I think that's in the docs mostly for conciseness. I don't think anyone thinks that it's a good practice in real code.
So you admit Go error as value is verbose. Because they are. The best system ihmo is Java's. If a method throws then IT should be part of the method signature and dealing with the error (try/catch) should be mandatory. The irony is that Go has some form of (inferior) try/catch with panic/recover. So it has both but still pretends exceptions are bad.
The problem with checked exceptions is nothing more and nothing less than they didn't work. Yes, in theory, or at least some theories, checked exceptions ought to be awesome. But they aren't in practice. Go's error handling in practice works better than Java checked exceptions. Where fact and theory conflict, fact wins.

(I emphasize "checked" because there is a much more robust and interesting discussion about exceptions in general, and then of course a number of sidecar discussions about other error handling mechanisms like Either/Option, etc. I'm only making this claim about checked exceptions. Which is kinda shooting fish in a barrel; arguably C's error handling worked better than Java's checked exceptions and I think C's "error handling" isn't even worthy of the term.)

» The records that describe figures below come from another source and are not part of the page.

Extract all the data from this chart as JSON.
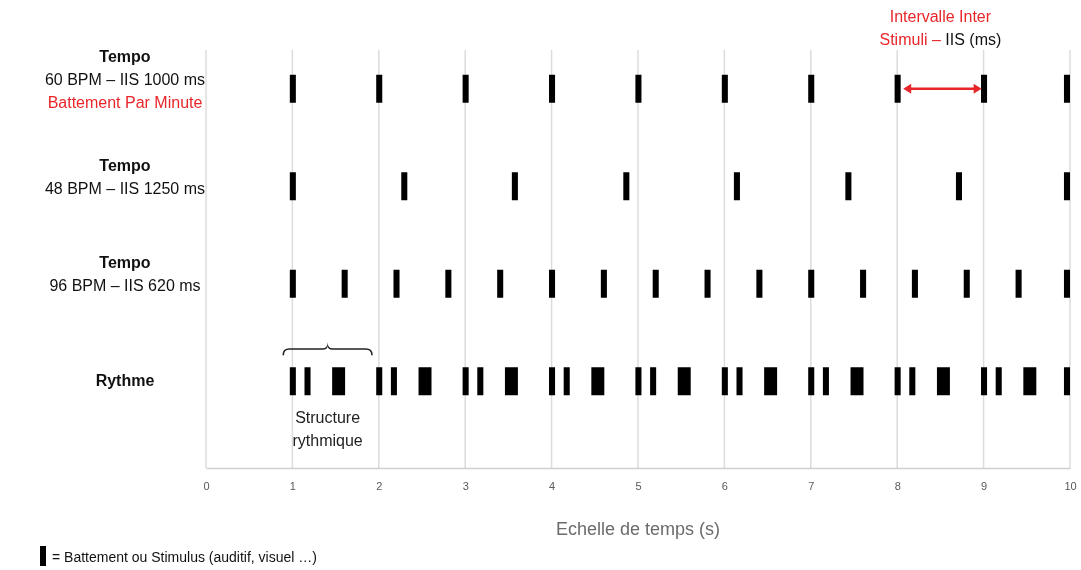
{
  "chart_data": {
    "type": "bar",
    "orientation": "horizontal",
    "color": "#000000",
    "grid": "x",
    "xlabel": "Echelle de temps (s)",
    "xlim": [
      0,
      10
    ],
    "xticks": [
      0,
      1,
      2,
      3,
      4,
      5,
      6,
      7,
      8,
      9,
      10
    ],
    "categories": [
      "Tempo\n60 BPM – IIS 1000 ms",
      "Tempo\n48 BPM – IIS 1250 ms",
      "Tempo\n96 BPM – IIS 620 ms",
      "Rythme"
    ],
    "annotations": [
      "Battement Par Minute",
      "Intervalle Inter\nStimuli –",
      "IIS (ms)",
      "Structure\nrythmique",
      "= Battement ou Stimulus (auditif, visuel …)"
    ],
    "series": [
      {
        "base": [
          0.97,
          0.97,
          0.97,
          0.97
        ],
        "values": [
          0.07,
          0.07,
          0.07,
          0.07
        ]
      },
      {
        "base": [
          1.97,
          2.26,
          1.57,
          1.14
        ],
        "values": [
          0.07,
          0.07,
          0.07,
          0.07
        ]
      },
      {
        "base": [
          2.97,
          3.54,
          2.17,
          1.46
        ],
        "values": [
          0.07,
          0.07,
          0.07,
          0.15
        ]
      },
      {
        "base": [
          3.97,
          4.83,
          2.77,
          1.97
        ],
        "values": [
          0.07,
          0.07,
          0.07,
          0.07
        ]
      },
      {
        "base": [
          4.97,
          6.11,
          3.37,
          2.14
        ],
        "values": [
          0.07,
          0.07,
          0.07,
          0.07
        ]
      },
      {
        "base": [
          5.97,
          7.4,
          3.97,
          2.46
        ],
        "values": [
          0.07,
          0.07,
          0.07,
          0.15
        ]
      },
      {
        "base": [
          6.97,
          8.68,
          4.57,
          2.97
        ],
        "values": [
          0.07,
          0.07,
          0.07,
          0.07
        ]
      },
      {
        "base": [
          7.97,
          9.93,
          5.17,
          3.14
        ],
        "values": [
          0.07,
          0.07,
          0.07,
          0.07
        ]
      },
      {
        "base": [
          8.97,
          null,
          5.77,
          3.46
        ],
        "values": [
          0.07,
          null,
          0.07,
          0.15
        ]
      },
      {
        "base": [
          9.93,
          null,
          6.37,
          3.97
        ],
        "values": [
          0.07,
          null,
          0.07,
          0.07
        ]
      },
      {
        "base": [
          null,
          null,
          6.97,
          4.14
        ],
        "values": [
          null,
          null,
          0.07,
          0.07
        ]
      },
      {
        "base": [
          null,
          null,
          7.57,
          4.46
        ],
        "values": [
          null,
          null,
          0.07,
          0.15
        ]
      },
      {
        "base": [
          null,
          null,
          8.17,
          4.97
        ],
        "values": [
          null,
          null,
          0.07,
          0.07
        ]
      },
      {
        "base": [
          null,
          null,
          8.77,
          5.14
        ],
        "values": [
          null,
          null,
          0.07,
          0.07
        ]
      },
      {
        "base": [
          null,
          null,
          9.37,
          5.46
        ],
        "values": [
          null,
          null,
          0.07,
          0.15
        ]
      },
      {
        "base": [
          null,
          null,
          9.93,
          5.97
        ],
        "values": [
          null,
          null,
          0.07,
          0.07
        ]
      },
      {
        "base": [
          null,
          null,
          null,
          6.14
        ],
        "values": [
          null,
          null,
          null,
          0.07
        ]
      },
      {
        "base": [
          null,
          null,
          null,
          6.46
        ],
        "values": [
          null,
          null,
          null,
          0.15
        ]
      },
      {
        "base": [
          null,
          null,
          null,
          6.97
        ],
        "values": [
          null,
          null,
          null,
          0.07
        ]
      },
      {
        "base": [
          null,
          null,
          null,
          7.14
        ],
        "values": [
          null,
          null,
          null,
          0.07
        ]
      },
      {
        "base": [
          null,
          null,
          null,
          7.46
        ],
        "values": [
          null,
          null,
          null,
          0.15
        ]
      },
      {
        "base": [
          null,
          null,
          null,
          7.97
        ],
        "values": [
          null,
          null,
          null,
          0.07
        ]
      },
      {
        "base": [
          null,
          null,
          null,
          8.14
        ],
        "values": [
          null,
          null,
          null,
          0.07
        ]
      },
      {
        "base": [
          null,
          null,
          null,
          8.46
        ],
        "values": [
          null,
          null,
          null,
          0.15
        ]
      },
      {
        "base": [
          null,
          null,
          null,
          8.97
        ],
        "values": [
          null,
          null,
          null,
          0.07
        ]
      },
      {
        "base": [
          null,
          null,
          null,
          9.14
        ],
        "values": [
          null,
          null,
          null,
          0.07
        ]
      },
      {
        "base": [
          null,
          null,
          null,
          9.46
        ],
        "values": [
          null,
          null,
          null,
          0.15
        ]
      },
      {
        "base": [
          null,
          null,
          null,
          9.93
        ],
        "values": [
          null,
          null,
          null,
          0.07
        ]
      }
    ]
  }
}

If you can't handle an error, why would you allow it. It makes no sense. As a developer you have control of the errors/exceptions that get raised and raising an error that you can't deal with seems.. bad.
I'm not sure if I understand you correctly. What do you mean by "allow it"?

I would even define an error to be a situation the code can't handle properly, and those things are usually not under your control (if I rip out a harddisk while some program is running, the developer can't do anything against that - but I would hope that the program fails accordingly and states why it failed).

I'm obviously paraphrasing here, but things like this do happen (USB devices get disconnected, remote services go down etc).

Edit: Obviously, this applies to different code at different levels. Serialization code might fail due to input - but that also is not under the control of the dev writing the serialization logic. Thus, it should fail.

You "allow" it by doing something that can potentially give an error without handling it there. I'm referring to the parent's recommendation "Don't catch errors unless you can actually handle them" .. and why you wouldn't handle them. You should always handle them. To put it another way, I disagree with the design decision of depending a top level/global exception handler.
Concurrency means you can't prevent errors. Every time you open a file, it could have been deleted out from underneath you, in a race with some other process.

Most files a program opens are not as a result of user action: configuration, libraries, resources, etc. And usually it doesn't make sense to catch these errors at the point of occurrence, because they'll be all over the codebase. And there's very little you can do in response to them.